Sejumlah pihak menuding terdapat tindakan intimidasi terhadap petugas. Namun, berbagai tudingan tersebut tetap perlu diuji berdasarkan bukti, keterangan para pihak, serta proses hukum yang berjalan.
Di tengah konflik tersebut, APL Loeha Raya mempertahankan posisi bahwa masyarakat yang mengelola kebun lada memiliki kepentingan untuk mempertahankan sumber penghidupan mereka.
Sementara pemerintah dan aparat kehutanan memiliki mandat untuk memastikan kawasan hutan negara tidak dikuasai atau dimanfaatkan secara ilegal.
Siapa yang Bertanggung Jawab?
Polemik ini pada akhirnya tidak hanya menyangkut sosok Ali Kamri Nawir, tetapi juga membuka persoalan lebih besar mengenai siapa yang selama bertahun-tahun menguasai, membuka, dan memanfaatkan kawasan hutan di Loeha Raya.

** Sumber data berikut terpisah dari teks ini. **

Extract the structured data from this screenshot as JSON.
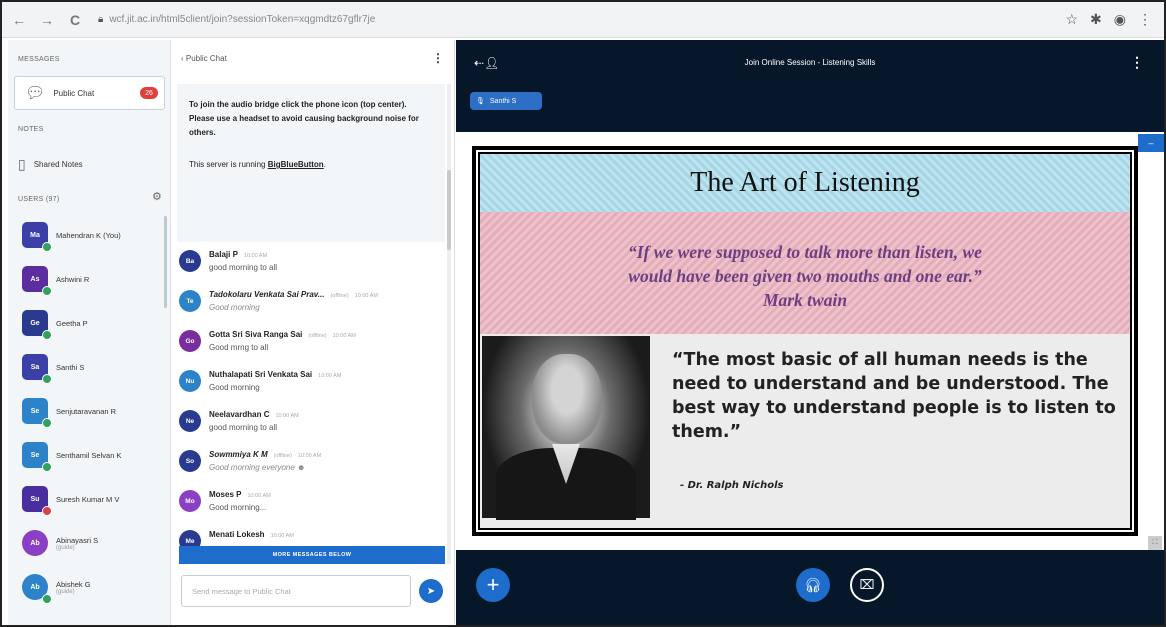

Jika benar terdapat aktivitas ilegal yang berlangsung selama puluhan tahun, maka penanganannya semestinya tidak berhenti pada masyarakat yang berada di lapangan. Aparat penegak hukum perlu mengungkap rantai penguasaan lahan, aliran keuntungan, serta pihak-pihak yang diduga memperoleh manfaat dari aktivitas tersebut.
Sebaliknya, apabila terdapat masyarakat yang telah lama menggantungkan hidup dari perkebunan di wilayah tersebut, pemerintah juga dituntut memberikan solusi yang adil dan sesuai ketentuan hukum.
Dengan demikian, berbagai tudingan terhadap Ali Kamri Nawir maupun APL Loeha Raya perlu ditempatkan sebagai bagian dari polemik yang masih membutuhkan pembuktian, bukan sebagai kesimpulan hukum sebelum adanya keputusan dari pihak berwenang.